In this context, one reads with pity Joseph Dana’s claim that “for American Jews, the United States is the only homeland they have ever wanted, and so the debate about dual loyalty cuts deep while raising questions about their safety and security. Since the Jewish people never elected Israel to represent them, nor have the Jewish people ever claimed that the State of Israel is their national homeland, it is safe to say that Zionism is propagating a dangerous version of dual loyalty for Jews everywhere.”
There are two canards in this statement. The first is the issue of so-called dual loyalty, raised most recently by the Somali-American US congresswoman Ilhan Omer.
The word “hypocrisy” fails to capture the mendacity of this claim. The American left (and Omer in particular) abhors the United States in principle, viewing it as a racist-misogynist-colonialist entity that forced Africans into slavery, exterminated most of the aboriginal population, invaded Vietnam and Iraq, and otherwise promoted a patriarchal-capitalist-white supremacist vision of the world. As such, leftists like Dana want America to lose power – above all military power. Israel is America’s most reliable and effective military ally, as well as provider of critical weapons such as the Iron Dome, and Israel’s American friends are also the biggest supporters of American military strength.

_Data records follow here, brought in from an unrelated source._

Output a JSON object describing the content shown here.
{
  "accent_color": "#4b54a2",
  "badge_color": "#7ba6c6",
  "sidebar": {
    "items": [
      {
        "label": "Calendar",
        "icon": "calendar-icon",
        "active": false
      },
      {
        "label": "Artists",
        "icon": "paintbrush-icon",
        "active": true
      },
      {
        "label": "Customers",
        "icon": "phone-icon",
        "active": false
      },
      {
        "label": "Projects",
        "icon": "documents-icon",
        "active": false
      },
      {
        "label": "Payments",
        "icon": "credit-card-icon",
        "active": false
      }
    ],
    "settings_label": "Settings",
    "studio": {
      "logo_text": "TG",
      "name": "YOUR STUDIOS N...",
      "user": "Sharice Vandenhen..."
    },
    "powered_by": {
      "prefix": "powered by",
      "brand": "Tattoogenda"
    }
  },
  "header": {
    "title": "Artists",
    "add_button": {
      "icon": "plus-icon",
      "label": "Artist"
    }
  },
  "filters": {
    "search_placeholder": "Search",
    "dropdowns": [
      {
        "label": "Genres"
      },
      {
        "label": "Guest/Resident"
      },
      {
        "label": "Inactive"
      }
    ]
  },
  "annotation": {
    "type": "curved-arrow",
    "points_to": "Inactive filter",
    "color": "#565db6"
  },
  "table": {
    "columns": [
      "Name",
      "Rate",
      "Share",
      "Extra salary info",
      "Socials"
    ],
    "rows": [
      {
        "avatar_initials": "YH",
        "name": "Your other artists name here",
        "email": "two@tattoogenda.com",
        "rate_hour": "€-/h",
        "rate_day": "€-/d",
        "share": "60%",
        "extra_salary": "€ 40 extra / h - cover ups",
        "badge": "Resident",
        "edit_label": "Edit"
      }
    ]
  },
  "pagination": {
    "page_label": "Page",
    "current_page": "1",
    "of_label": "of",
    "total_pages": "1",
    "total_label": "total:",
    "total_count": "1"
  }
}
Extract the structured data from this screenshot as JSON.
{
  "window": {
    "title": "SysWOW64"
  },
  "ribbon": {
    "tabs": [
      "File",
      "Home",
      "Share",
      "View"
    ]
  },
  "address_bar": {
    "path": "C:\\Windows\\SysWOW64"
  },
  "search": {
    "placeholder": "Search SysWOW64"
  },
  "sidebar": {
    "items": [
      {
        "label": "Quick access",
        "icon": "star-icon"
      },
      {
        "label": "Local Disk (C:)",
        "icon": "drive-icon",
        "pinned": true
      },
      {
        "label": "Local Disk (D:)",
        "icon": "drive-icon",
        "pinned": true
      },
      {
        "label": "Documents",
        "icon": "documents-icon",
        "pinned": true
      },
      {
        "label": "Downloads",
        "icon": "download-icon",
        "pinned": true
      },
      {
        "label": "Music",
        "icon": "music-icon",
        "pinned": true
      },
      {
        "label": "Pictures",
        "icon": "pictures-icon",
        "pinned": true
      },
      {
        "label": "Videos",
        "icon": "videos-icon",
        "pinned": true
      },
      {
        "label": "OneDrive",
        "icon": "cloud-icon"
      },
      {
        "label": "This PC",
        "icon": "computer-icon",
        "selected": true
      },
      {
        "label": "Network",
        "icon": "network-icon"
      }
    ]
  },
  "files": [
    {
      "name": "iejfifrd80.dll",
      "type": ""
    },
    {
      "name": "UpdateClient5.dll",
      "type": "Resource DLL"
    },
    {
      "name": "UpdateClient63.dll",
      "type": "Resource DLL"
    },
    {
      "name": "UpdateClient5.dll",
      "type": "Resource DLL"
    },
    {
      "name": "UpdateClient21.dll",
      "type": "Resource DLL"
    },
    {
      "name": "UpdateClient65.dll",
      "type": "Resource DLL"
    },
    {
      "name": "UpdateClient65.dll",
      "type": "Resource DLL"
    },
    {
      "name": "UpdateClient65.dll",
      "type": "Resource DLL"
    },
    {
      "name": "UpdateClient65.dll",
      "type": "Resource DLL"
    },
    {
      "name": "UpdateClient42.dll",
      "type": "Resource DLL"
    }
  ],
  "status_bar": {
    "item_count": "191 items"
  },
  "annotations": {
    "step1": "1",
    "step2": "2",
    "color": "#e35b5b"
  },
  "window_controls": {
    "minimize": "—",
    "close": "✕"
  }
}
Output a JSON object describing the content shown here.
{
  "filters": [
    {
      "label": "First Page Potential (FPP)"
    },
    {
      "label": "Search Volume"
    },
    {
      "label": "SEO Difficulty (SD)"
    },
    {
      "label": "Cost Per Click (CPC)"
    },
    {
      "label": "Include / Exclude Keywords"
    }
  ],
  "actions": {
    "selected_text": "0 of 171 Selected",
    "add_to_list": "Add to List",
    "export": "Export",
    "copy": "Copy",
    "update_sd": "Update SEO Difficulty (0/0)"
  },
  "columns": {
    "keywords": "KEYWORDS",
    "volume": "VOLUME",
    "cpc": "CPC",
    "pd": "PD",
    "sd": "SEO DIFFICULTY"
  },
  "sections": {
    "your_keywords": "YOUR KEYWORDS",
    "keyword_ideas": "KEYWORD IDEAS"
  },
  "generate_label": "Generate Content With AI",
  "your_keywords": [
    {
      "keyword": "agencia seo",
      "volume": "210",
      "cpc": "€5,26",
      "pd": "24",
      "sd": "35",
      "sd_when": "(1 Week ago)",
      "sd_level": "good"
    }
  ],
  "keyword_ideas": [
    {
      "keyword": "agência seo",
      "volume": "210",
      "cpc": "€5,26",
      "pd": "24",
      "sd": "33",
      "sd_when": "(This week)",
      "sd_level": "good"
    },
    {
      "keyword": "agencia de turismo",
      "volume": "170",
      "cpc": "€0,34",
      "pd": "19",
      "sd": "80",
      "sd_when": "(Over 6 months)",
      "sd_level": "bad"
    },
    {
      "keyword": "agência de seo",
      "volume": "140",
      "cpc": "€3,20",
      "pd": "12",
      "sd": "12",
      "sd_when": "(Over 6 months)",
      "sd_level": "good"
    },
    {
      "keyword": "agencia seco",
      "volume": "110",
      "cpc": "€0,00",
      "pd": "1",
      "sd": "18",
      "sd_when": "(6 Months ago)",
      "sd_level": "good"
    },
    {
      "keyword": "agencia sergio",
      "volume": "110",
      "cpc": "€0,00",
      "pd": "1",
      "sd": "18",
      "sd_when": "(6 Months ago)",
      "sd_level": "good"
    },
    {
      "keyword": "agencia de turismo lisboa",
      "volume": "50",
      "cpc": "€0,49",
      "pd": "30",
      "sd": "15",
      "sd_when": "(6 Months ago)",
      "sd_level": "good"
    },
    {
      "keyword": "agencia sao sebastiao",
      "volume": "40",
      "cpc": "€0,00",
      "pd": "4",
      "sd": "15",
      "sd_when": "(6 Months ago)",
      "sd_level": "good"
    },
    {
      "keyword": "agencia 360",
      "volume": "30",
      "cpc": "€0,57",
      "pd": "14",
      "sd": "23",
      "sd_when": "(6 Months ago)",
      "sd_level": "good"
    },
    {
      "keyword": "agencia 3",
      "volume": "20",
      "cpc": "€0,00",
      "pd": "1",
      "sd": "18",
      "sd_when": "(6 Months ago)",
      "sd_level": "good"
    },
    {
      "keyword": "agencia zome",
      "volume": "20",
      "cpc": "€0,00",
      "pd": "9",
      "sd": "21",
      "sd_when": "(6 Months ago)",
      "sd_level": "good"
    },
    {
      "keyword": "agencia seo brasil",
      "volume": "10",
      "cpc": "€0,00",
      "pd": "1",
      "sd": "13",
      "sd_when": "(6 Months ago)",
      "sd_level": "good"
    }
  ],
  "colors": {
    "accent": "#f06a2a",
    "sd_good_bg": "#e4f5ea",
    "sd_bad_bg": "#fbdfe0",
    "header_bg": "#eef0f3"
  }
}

The second canard involves American Jews and Americans in general. America was conceived from its founding as a new City on the Hill, that is, a new Jerusalem, an “almost-chosen nation” (Abraham Lincoln), a new Mission in the Wilderness – that is, as an emulation of the biblical Israel.
The living presence of the biblical Israel validates the American Founding and inspires its descendants. America’s DNA is philo-Semitic; by no accident the Bible-believing Christian Harry Truman was the first head of state to recognize the newly founded State of Israel in 1948. America’s evangelical Christians, who comprise about 30% of voters, continue to embrace Christian Zionism. And the influence of American evangelical Christianity has produced a shift in sentiment toward Israel in the global South, most prominently in Brazil.
Asia’s fascination with Israel has more to do with material success than religion, to be sure, but Asians’ philo-Semitism has something in common with that of the evangelicals: Nothing succeeds like success. Asian strivers will continue to admire Israel and emulate its path to success, while sulkers in various failed states will continue to nurse their grudge against Israeli success.
As an American Jew, I see the matter differently than Joseph Dana. I am grateful that Israel enjoys the admiration of striving Asians, and am resigned to the fact that Israel will be hated by sulkers like Representative Omer and Mr Dana himself.